Dass Olympische Spiele mit einem Minus auf dem Konto des IOC enden könnten, ist ausgeschlossen. Denn genau wie der Weltfußballverband Fifa lässt sich auch das IOC von der jeweiligen Regierung eine Garantie dafür geben, dass alle Defizite von den austragenden Ländern übernommen werden.
Genau daran muss sich nach Meinung von Sportökonom Maennig etwas ändern. Um das Interesse von Städten an der Ausrichtung von Olympischen Spielen wiederzubeleben, müsse das IOC nicht nur seine Anforderungen zurückschrauben, sondern auch seine Zuschüsse an das jeweilige lokale Organisationskomitee erhöhen.
Mehr Geld vom IOC
"Wir haben einen Punkt erreicht, an dem man sich fragen könnte, ob es nicht sinnvoll wäre, dass das IOC sagt, das Olympiastadion mit 20.000 Zuschauern, das Ihr braucht, das finanzieren wir Euch. Das ist unser Geschenk an die Ausrichterstadt. Das müsste meines Erachtens möglich sein."
Ein kleines Geschenk haben die Cariocas, wie sich die Einwohner Rios nennen, aufgrund der Olympischen Spiele bereits erhalten. Nach einer Studie des Forschungsinstituts "Fundação Getúlio Vargas" stieg das Pro-Kopf-Einkommen in der Metropole zwischen 2008 und 2016 um 30 Prozent - von umgerechnet 415 Euro auf 541 Euro im Monat. Im Rest des Landes lag die Rate bei 19,6 Prozent.

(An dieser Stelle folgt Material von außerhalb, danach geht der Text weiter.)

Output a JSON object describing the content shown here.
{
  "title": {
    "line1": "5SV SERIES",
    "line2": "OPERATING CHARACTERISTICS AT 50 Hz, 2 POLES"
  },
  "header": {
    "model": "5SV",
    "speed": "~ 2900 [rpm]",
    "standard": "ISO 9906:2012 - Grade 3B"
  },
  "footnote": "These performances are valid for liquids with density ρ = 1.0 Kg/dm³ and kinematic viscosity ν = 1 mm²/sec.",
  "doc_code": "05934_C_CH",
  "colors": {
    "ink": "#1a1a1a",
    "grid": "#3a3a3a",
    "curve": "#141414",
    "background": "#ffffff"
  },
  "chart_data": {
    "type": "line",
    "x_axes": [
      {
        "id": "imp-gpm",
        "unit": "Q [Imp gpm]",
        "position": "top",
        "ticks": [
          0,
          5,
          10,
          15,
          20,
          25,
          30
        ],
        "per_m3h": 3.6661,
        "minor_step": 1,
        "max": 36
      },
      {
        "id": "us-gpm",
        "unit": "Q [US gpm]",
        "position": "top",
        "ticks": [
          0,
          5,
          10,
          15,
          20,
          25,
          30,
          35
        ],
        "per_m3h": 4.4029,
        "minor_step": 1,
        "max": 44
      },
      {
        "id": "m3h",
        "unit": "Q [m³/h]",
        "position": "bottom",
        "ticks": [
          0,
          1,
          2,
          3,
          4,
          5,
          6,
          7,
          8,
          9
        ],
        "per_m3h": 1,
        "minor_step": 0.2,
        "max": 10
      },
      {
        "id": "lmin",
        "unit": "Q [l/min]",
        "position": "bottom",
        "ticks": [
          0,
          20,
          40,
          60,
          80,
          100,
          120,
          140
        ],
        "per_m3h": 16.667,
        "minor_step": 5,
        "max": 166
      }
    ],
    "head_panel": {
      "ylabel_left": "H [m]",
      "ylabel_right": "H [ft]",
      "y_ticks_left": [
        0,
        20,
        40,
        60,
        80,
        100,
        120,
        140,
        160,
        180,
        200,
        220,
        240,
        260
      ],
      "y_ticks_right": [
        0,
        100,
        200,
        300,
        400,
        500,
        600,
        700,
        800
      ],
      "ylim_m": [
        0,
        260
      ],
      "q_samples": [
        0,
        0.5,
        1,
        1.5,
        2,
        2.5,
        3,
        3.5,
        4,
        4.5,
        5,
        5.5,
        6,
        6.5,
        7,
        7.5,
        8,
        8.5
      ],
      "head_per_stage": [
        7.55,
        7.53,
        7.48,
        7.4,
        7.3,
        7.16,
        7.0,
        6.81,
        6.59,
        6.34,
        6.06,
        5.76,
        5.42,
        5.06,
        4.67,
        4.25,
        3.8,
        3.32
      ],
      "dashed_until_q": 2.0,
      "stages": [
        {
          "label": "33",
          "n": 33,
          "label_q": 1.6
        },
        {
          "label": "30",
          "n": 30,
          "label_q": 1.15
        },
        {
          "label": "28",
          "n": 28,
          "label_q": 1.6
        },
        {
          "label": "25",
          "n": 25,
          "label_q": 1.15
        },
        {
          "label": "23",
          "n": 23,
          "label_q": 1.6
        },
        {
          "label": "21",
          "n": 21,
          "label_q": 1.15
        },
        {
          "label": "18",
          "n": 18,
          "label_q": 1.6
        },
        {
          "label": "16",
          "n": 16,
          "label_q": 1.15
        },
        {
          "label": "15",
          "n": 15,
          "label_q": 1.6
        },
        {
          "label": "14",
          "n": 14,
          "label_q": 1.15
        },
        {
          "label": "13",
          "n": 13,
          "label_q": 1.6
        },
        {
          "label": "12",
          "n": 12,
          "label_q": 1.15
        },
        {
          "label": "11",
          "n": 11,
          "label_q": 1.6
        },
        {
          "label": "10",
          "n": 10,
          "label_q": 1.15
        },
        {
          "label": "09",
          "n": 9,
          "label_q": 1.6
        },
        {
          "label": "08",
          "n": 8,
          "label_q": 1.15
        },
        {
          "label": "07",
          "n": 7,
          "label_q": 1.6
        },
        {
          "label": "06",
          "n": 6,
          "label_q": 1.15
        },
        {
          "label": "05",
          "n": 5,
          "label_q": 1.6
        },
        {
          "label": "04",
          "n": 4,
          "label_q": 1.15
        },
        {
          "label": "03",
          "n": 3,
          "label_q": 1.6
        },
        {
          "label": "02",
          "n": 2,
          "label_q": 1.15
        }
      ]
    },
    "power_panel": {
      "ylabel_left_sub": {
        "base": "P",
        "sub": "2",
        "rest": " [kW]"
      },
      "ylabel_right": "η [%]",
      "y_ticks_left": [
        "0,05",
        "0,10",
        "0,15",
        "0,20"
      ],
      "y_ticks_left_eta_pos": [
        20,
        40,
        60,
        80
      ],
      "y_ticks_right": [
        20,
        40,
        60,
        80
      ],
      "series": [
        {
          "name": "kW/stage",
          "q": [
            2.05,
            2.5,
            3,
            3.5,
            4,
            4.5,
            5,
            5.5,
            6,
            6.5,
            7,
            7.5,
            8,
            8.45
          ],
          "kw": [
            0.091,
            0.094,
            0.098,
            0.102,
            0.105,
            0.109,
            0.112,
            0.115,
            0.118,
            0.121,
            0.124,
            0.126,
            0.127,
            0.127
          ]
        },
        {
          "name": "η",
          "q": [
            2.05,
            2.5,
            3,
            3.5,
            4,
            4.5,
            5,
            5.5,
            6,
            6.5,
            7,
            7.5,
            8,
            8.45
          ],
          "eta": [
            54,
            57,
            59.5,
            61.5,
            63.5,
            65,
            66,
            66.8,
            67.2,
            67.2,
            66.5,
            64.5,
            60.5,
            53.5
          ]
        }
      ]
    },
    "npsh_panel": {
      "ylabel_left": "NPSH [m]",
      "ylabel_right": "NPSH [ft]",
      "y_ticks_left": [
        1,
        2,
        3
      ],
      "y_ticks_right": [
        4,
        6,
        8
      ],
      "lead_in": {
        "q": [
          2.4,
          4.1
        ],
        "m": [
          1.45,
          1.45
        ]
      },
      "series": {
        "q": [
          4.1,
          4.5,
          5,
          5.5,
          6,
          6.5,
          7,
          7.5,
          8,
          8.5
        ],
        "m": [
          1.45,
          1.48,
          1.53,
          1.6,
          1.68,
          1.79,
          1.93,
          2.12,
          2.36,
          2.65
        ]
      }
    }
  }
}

"Die Olympischen Spiele halten die Wirtschaft in Rio am Laufen", erklärt Ökonom Marcelo Neri von der "Fundação Getúlio Vargas". Während in den umliegenden 18 Gemeinden der Metropole das Einkommen wegen der brasilianischen Wirtschaftskrise stagniere, hielte in Rio das Wachstum an.
Eine Motivation für Rom, Paris, Budapest oder Los Angelos, die sich für die Olympischen Spiele 2024 bewerben? Für Hamburg, das sich in einer Volksabstimmung gegen die Bewerbung entschied, war es dies offensichtlich nicht.